Abstract

Background: Cardiorespiratory fitness (CRF) is a key indicator of cardiovascular health (CVH) and is inversely associated with cardiovascular disease (CVD) and mortality, but its relations with lifestyle behaviors and factors linked with CVH are incompletely elucidated. Hypothesis: Greater CVH, as assessed by a score comprising lifestyle and standard risk factors, is associated with greater CRF. Aim: To evaluate the cross-sectional relations of AHA’s Life’s Essential 8 (LE8) metrics with CRF in the community. Methods: Maximal cardiopulmonary exercise tests (CPET) were performed in the Framingham Heart Study (FHS). An LE8 score was constructed for each participant by averaging scores across all LE8 components (ranging 0-100). We related CRF and other CPET measures with total LE8 score, individual LE8 components as three-level variables (optimal/suboptimal/poor), and changes in LE8 score over an ≈8 year interval.

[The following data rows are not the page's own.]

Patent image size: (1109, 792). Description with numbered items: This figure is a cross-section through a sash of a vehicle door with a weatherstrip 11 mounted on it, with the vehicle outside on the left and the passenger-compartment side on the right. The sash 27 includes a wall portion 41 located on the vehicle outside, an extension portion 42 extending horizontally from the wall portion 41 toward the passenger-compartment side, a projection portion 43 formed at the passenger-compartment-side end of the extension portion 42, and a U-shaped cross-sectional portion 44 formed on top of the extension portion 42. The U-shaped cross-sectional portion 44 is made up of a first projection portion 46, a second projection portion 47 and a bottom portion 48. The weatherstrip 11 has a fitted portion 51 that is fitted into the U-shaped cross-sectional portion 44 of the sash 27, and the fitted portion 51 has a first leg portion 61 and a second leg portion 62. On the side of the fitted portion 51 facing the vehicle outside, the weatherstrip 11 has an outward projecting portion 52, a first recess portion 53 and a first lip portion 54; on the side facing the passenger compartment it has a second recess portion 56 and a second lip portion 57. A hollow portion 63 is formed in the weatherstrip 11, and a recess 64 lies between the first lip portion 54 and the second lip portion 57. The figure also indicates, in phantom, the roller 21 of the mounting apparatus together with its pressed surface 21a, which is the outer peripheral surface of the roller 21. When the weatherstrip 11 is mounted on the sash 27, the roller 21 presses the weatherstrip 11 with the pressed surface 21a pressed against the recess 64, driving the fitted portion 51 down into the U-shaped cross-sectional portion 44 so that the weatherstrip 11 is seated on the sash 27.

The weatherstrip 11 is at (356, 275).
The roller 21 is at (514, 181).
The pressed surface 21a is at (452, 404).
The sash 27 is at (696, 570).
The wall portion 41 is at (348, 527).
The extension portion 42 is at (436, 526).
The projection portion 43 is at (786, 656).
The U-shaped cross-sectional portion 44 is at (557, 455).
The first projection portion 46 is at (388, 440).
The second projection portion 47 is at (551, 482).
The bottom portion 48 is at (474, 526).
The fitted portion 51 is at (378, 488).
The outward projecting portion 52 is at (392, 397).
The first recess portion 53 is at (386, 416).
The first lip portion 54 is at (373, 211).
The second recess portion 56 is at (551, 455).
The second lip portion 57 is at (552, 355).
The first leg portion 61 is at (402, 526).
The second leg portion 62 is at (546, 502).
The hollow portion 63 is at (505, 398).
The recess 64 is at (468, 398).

Results: In 1838 FHS participants (age 54±9 years, 54% women, BMI 28±5 kg/m 2 ), mean LE8 score was 76±12. In age- and sex-adjusted models, a higher LE8 score was associated with higher peak VO 2 , better ventilatory efficiency, lower resting heart rate, and favorable blood pressure response to exercise (p<0.0001 for all). A clinically meaningful 5-point higher LE8 score was associated with a 6.0% greater peak VO 2 (≈1.4 ml/kg/min at the sample mean). There was no evidence of effect modification by age, sex, or CVD status. The eight LE8 score components were statistically significantly associated with peak VO 2 in models adjusted for age and sex, but blood lipids, diet, and sleep health were no longer statistically significant after adjustment for all other LE8 components ( Figure ). Over an ≈8-year interval, a 5-unit increase in LE8 score was associated with a 3.7% higher peak VO 2 (p<0.0001). Conclusion: Higher LE8 score is associated with greater CRF in the community, highlighting the importance of CVH as assessed by LE8 metrics in maintaining and promoting CRF.